A region of immense economic and geostrategic importance

The competition between the great powers in the Arctic is being exacerbated by the impact of climate change. The melting of sea ice both opens up Arctic sea lanes as viable trade routes, significantly reducing intercontinental transit times, and makes the exploitation of the region’s vast natural resources possible. This is the background to a series of bitter territorial disputes between states with claims in the Arctic, including Canada, the US, Russia, Denmark, and Norway.
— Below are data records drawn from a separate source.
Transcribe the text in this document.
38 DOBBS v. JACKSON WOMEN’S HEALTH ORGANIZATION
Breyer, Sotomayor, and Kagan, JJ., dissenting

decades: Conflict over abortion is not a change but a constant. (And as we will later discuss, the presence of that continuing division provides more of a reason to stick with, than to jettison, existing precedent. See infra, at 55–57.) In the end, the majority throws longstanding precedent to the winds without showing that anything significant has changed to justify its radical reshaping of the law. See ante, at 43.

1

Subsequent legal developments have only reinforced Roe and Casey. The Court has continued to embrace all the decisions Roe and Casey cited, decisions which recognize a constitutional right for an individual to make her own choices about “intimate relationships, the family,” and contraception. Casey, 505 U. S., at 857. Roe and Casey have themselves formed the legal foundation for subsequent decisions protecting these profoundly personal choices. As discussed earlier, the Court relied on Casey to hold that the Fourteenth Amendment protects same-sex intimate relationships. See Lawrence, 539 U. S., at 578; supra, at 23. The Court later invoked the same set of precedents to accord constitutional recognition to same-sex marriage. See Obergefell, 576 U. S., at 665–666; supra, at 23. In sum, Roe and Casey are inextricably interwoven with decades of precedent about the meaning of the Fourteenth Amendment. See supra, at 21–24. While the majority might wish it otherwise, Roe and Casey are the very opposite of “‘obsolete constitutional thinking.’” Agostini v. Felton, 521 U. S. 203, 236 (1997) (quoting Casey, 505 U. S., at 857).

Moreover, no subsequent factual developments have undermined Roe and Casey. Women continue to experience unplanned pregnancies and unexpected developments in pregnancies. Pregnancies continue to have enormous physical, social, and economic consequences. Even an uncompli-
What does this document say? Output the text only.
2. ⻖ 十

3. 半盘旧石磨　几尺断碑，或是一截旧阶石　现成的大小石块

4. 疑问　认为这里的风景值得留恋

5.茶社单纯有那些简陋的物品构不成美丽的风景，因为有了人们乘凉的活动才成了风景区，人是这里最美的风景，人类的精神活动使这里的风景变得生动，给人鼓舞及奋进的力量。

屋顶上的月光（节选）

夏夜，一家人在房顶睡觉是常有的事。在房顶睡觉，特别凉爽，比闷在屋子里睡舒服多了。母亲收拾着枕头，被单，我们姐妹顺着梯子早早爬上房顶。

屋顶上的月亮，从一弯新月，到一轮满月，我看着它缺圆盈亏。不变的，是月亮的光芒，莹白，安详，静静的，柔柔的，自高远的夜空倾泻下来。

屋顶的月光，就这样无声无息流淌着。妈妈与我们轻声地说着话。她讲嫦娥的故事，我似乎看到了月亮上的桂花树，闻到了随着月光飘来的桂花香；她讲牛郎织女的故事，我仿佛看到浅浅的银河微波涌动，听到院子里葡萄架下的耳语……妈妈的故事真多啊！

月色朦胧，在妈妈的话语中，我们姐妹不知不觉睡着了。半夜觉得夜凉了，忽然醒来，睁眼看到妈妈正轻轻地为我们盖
The Arctic could therefore quickly emerge as a new northern front in the rapidly escalating third world war. Strengthened Arctic capabilities will present the opportunity for the US, Canada and its NATO allies to intensify its war on Russia, which erupted following the US-instigated Russian invasion of Ukraine in 2022. Another front in the emerging global conflagration is the Middle East, with the imperialist powers unconditionally backing Israel’s genocidal onslaught on the Palestinians. They view this as a critical component of preparations for a region-wide war with Iran in order to consolidate US hegemony. Both of these wars are inextricably bound up, as even President Biden and US Secretary of State Antony Blinken have forthrightly stated, with the ever-intensifying economic, diplomatic and military pressure that Washington and its allies are placing on China in the Asia-Pacific.

The Arctic plays an increasingly important role in the imperialist powers’ drive to redivide the world for several reasons. First, it is a region rich in key raw materials, including oil and gas, and rare earths that are crucial for the rapidly expanding “clean energy” economy. Territorial claims to the Arctic Ocean floor are decisive in determining which power can lay claim to these natural resources. Secondly, the Northwest Passage on Canada’s northern coast and the Northern Sea Route along Russia’s Arctic coast are quickly becoming viable trade routes that would massively reduce freight transport times and costs between Europe and Asia. Thirdly, control over the Arctic and its approaches would offer crucial military advantages during a third world war. Missiles fired by North America’s imperialist powers against Russia and China could swiftly reach their targets by traversing the Arctic.

In order to achieve its predatory aims, Canadian imperialism aims to enlist the support of the Far North’s tiny indigenous elite. Joly announced that a substantial portion of the new Arctic foreign policy update will build on a 2019 framework aimed at further integrating the indigenous elite into the machinery of the state and military apparatus. She participated in a consultation session with Inuit leaders in Ottawa on November 8 to finalize the policy. “[W]e’re sending a message to the world that this is our territory, that these lands and waters are ours and those of Indigenous peoples,” Joly proclaimed.

The militarization drive in the Arctic will most certainly involve the continuation of the brutal oppression of the already marginalized population—the violation of land rights, the ramping up of the exploitation of indigenous workers, widespread environmental pollution, not to mention placing the entire population in the line of fire. The Liberal government’s “indigenous engagement” means the use of the region’s tiny elite, promoted through the cynical use of identity politics, as a battering ram against the general population, the vast majority of which will oppose the militarization of the region.

The only force within society capable of halting a global conflagration—which now poses an existential threat to the survival of humanity itself—is the international working class united around a genuine socialist program. The struggle against the militarization of the Arctic must be combined with opposition to imperialist war around the world, from the US-led war to subjugate Russia to the ongoing horrific imperialist-backed genocide in Gaza. This requires the building of an international anti-war movement led by the working class to fight imperialist aggression and all forms of oppression.